With that cheerful thought echoing in his head, he went downstairs to reclaim his bicycle. Oscar the guard stood by the newly built wooden bike rack to make sure none of the machines walked with Jesus. He nodded when he saw Jens. “Back to BOQ, sir?” he asked.

“Yeah,” Jens said through clenched teeth. He hated his Army cot, he hated the base, he hated having to go to the base and sleep on the cot, and he hated Colonel Hexham with a deep and abiding loathing that matured like a fine burgundy as the days went by. He wished he could have used Hexham as a control rod in the nuclear pile. If only the man had a neutron capture cross-section like cadmium’s…

And then, to make his day complete, Barbara came strolling up the walk toward the apartment she and Sam Yeager were using. Sometimes she just ignored him; that his own behavior might have had something to do with that hadn’t crossed his mind. But Barbara wasn’t the sort to be rude in public. She nodded to him and slowed down a little.

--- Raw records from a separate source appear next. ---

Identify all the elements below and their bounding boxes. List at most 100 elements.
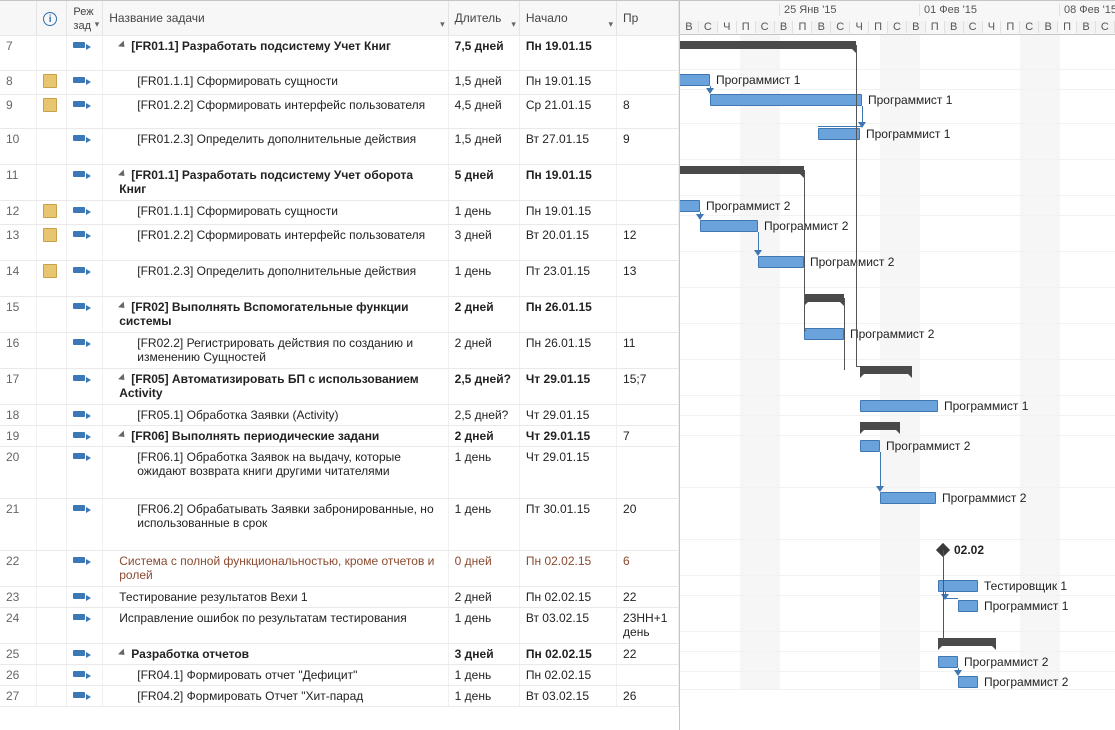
row-number[interactable]: 26 (0, 665, 37, 686)
summary-bar[interactable] (860, 366, 912, 374)
collapse-toggle-icon[interactable] (119, 433, 127, 441)
duration-cell[interactable]: 2 дней (448, 426, 519, 447)
gantt-row[interactable]: Программист 2 (680, 672, 1115, 690)
start-cell[interactable]: Вт 03.02.15 (519, 686, 616, 707)
hdr-pred[interactable]: Пр (617, 1, 679, 36)
indicator-cell[interactable] (37, 201, 67, 225)
task-mode-cell[interactable] (67, 426, 103, 447)
indicator-cell[interactable] (37, 447, 67, 499)
gantt-row[interactable]: Тестировщик 1 (680, 576, 1115, 596)
task-name-cell[interactable]: Система с полной функциональностью, кром… (103, 551, 448, 587)
indicator-cell[interactable] (37, 665, 67, 686)
duration-cell[interactable]: 3 дней (448, 644, 519, 665)
predecessor-cell[interactable] (617, 665, 679, 686)
duration-cell[interactable]: 1 день (448, 608, 519, 644)
task-grid[interactable]: i Реж зад ▾ Название задачи ▾ Длитель ▾ (0, 1, 680, 730)
collapse-toggle-icon[interactable] (119, 304, 127, 312)
indicator-cell[interactable] (37, 587, 67, 608)
task-row[interactable]: 23Тестирование результатов Вехи 12 днейП… (0, 587, 679, 608)
task-bar[interactable] (860, 440, 880, 452)
task-name-cell[interactable]: [FR02.2] Регистрировать действия по созд… (103, 333, 448, 369)
task-bar[interactable] (958, 600, 978, 612)
start-cell[interactable]: Вт 20.01.15 (519, 225, 616, 261)
indicator-cell[interactable] (37, 333, 67, 369)
collapse-toggle-icon[interactable] (119, 651, 127, 659)
task-row[interactable]: 27[FR04.2] Формировать Отчет "Хит-парад1… (0, 686, 679, 707)
task-mode-cell[interactable] (67, 405, 103, 426)
task-mode-cell[interactable] (67, 71, 103, 95)
row-number[interactable]: 9 (0, 95, 37, 129)
row-number[interactable]: 16 (0, 333, 37, 369)
predecessor-cell[interactable]: 23НН+1 день (617, 608, 679, 644)
duration-cell[interactable]: 2,5 дней? (448, 369, 519, 405)
task-bar[interactable] (938, 580, 978, 592)
indicator-cell[interactable] (37, 644, 67, 665)
indicator-cell[interactable] (37, 369, 67, 405)
predecessor-cell[interactable]: 7 (617, 426, 679, 447)
start-cell[interactable]: Пн 19.01.15 (519, 165, 616, 201)
task-row[interactable]: 21[FR06.2] Обрабатывать Заявки заброниро… (0, 499, 679, 551)
row-number[interactable]: 19 (0, 426, 37, 447)
hdr-num[interactable] (0, 1, 37, 36)
task-name-cell[interactable]: Тестирование результатов Вехи 1 (103, 587, 448, 608)
indicator-cell[interactable] (37, 71, 67, 95)
duration-cell[interactable]: 2 дней (448, 587, 519, 608)
indicator-cell[interactable] (37, 686, 67, 707)
task-row[interactable]: 24Исправление ошибок по результатам тест… (0, 608, 679, 644)
predecessor-cell[interactable]: 20 (617, 499, 679, 551)
duration-cell[interactable]: 4,5 дней (448, 95, 519, 129)
start-cell[interactable]: Чт 29.01.15 (519, 369, 616, 405)
row-number[interactable]: 24 (0, 608, 37, 644)
start-cell[interactable]: Ср 21.01.15 (519, 95, 616, 129)
task-mode-cell[interactable] (67, 369, 103, 405)
duration-cell[interactable]: 3 дней (448, 225, 519, 261)
task-name-cell[interactable]: [FR06] Выполнять периодические задани (103, 426, 448, 447)
start-cell[interactable]: Чт 29.01.15 (519, 426, 616, 447)
duration-cell[interactable]: 1 день (448, 201, 519, 225)
task-mode-cell[interactable] (67, 499, 103, 551)
task-row[interactable]: 9[FR01.2.2] Сформировать интерфейс польз… (0, 95, 679, 129)
summary-bar[interactable] (938, 638, 996, 646)
task-mode-cell[interactable] (67, 447, 103, 499)
gantt-row[interactable]: Программист 2 (680, 196, 1115, 216)
task-name-cell[interactable]: [FR01.2.2] Сформировать интерфейс пользо… (103, 225, 448, 261)
gantt-row[interactable]: Программист 2 (680, 488, 1115, 540)
indicator-cell[interactable] (37, 95, 67, 129)
start-cell[interactable]: Чт 29.01.15 (519, 447, 616, 499)
indicator-cell[interactable] (37, 551, 67, 587)
gantt-row[interactable]: Программист 1 (680, 596, 1115, 632)
start-cell[interactable]: Вт 03.02.15 (519, 608, 616, 644)
duration-cell[interactable]: 2,5 дней? (448, 405, 519, 426)
predecessor-cell[interactable] (617, 405, 679, 426)
predecessor-cell[interactable]: 13 (617, 261, 679, 297)
task-name-cell[interactable]: Разработка отчетов (103, 644, 448, 665)
indicator-cell[interactable] (37, 608, 67, 644)
indicator-cell[interactable] (37, 129, 67, 165)
task-row[interactable]: 26[FR04.1] Формировать отчет "Дефицит"1 … (0, 665, 679, 686)
collapse-toggle-icon[interactable] (119, 376, 127, 384)
task-row[interactable]: 11[FR01.1] Разработать подсистему Учет о… (0, 165, 679, 201)
row-number[interactable]: 15 (0, 297, 37, 333)
row-number[interactable]: 20 (0, 447, 37, 499)
predecessor-cell[interactable]: 8 (617, 95, 679, 129)
row-number[interactable]: 8 (0, 71, 37, 95)
gantt-row[interactable]: Программист 1 (680, 124, 1115, 160)
gantt-row[interactable] (680, 632, 1115, 652)
row-number[interactable]: 27 (0, 686, 37, 707)
row-number[interactable]: 17 (0, 369, 37, 405)
task-row[interactable]: 16 [FR02.2] Регистрировать действия по со… (0, 333, 679, 369)
task-name-cell[interactable]: [FR05.1] Обработка Заявки (Activity) (103, 405, 448, 426)
hdr-start[interactable]: Начало ▾ (519, 1, 616, 36)
start-cell[interactable]: Пн 02.02.15 (519, 665, 616, 686)
task-mode-cell[interactable] (67, 201, 103, 225)
task-mode-cell[interactable] (67, 36, 103, 71)
gantt-row[interactable]: 02.02 (680, 540, 1115, 576)
gantt-row[interactable] (680, 35, 1115, 70)
predecessor-cell[interactable]: 11 (617, 333, 679, 369)
duration-cell[interactable]: 1 день (448, 447, 519, 499)
task-bar[interactable] (700, 220, 758, 232)
task-mode-cell[interactable] (67, 165, 103, 201)
predecessor-cell[interactable] (617, 36, 679, 71)
task-name-cell[interactable]: [FR01.2.3] Определить дополнительные дей… (103, 129, 448, 165)
gantt-chart[interactable]: в '1525 Янв '1501 Фев '1508 Фев '15 ВСЧП… (680, 1, 1115, 730)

He walked over to her. Oscar was good at sticking with him-all the physicists had bodyguards these days-but knew better than to follow real close this time. A small voice inside Jens warned him he’d only end up bruising himself, but two nips of Szilard’s good hooch made him selectively deaf.

“Hello, dear,” he said.

“Hello,” Barbara answered-the lack of a return endearment set a fire under his temper. “How are you today?”

“About the same as usual,” he said: “not so good. I want you back.”

“Jens, we’ve been over this a hundred times,” she said, her voice tired. “I

t wouldn’t work. Even if it might have right after I got to Denver, it wouldn’t any more. It’s too late.”

“What the devil is that supposed to mean?” he demanded.

Her eyes narrowed; she took half a step back from him. Instead of answering, she said, “You’ve been drinking.”

He didn’t explain that they were drinks of triumph. “What if I have?” he said. “You going to tell me Mr. Sam Walk-on-Water Yeager never takes a drink?”

He knew the words were a mistake as soon as he said them. That, of course, did him no good. Barbara’s face froze. “Goodbye,” she said. “I’ll see you some other time.” She started walking again.

He reached out and grabbed her arm. “Barbara, you’ve got to listen to me-”

“Let me go!” she said angrily! She tried to twist away. He held on.

As if by malign magic, Oscar appeared. He stepped between Jens and Barbara. “Sir, the lady asked you to let go,” he said, quietly as usual, and detached Larssen’s hand from Barbara’s forearm. He wasn’t what you’d call gentle, but Jens got the feeling he could have been a lot rougher if he felt like it.

Sober he never would have swung on Oscar. With two whiskeys in him, he didn’t give a damn any more. He’d seen some action himself, by God-and, by God, Barbara was his wife… wasn’t she?

Oscar knocked his fist aside and hit him in the pit of the stomach. Jens folded up like a fan, trying to breathe and not having much luck, trying not to puke and doing a little better with that. Even as he went down on his knees, he was pretty sure Oscar had pulled that punch, too; with arms like those, Oscar could have ruptured his spleen if he really got annoyed.

“Are you all right, ma’am?” Oscar asked Barbara.

“Yes,” she said, and then, a moment later, “Thank you. This has been hell on everybody, and on Jens especially. I know that, and I’m sorry, but I’ve done what I have to do.” Only then did her voice change: “You didn’t hurt him, did you?”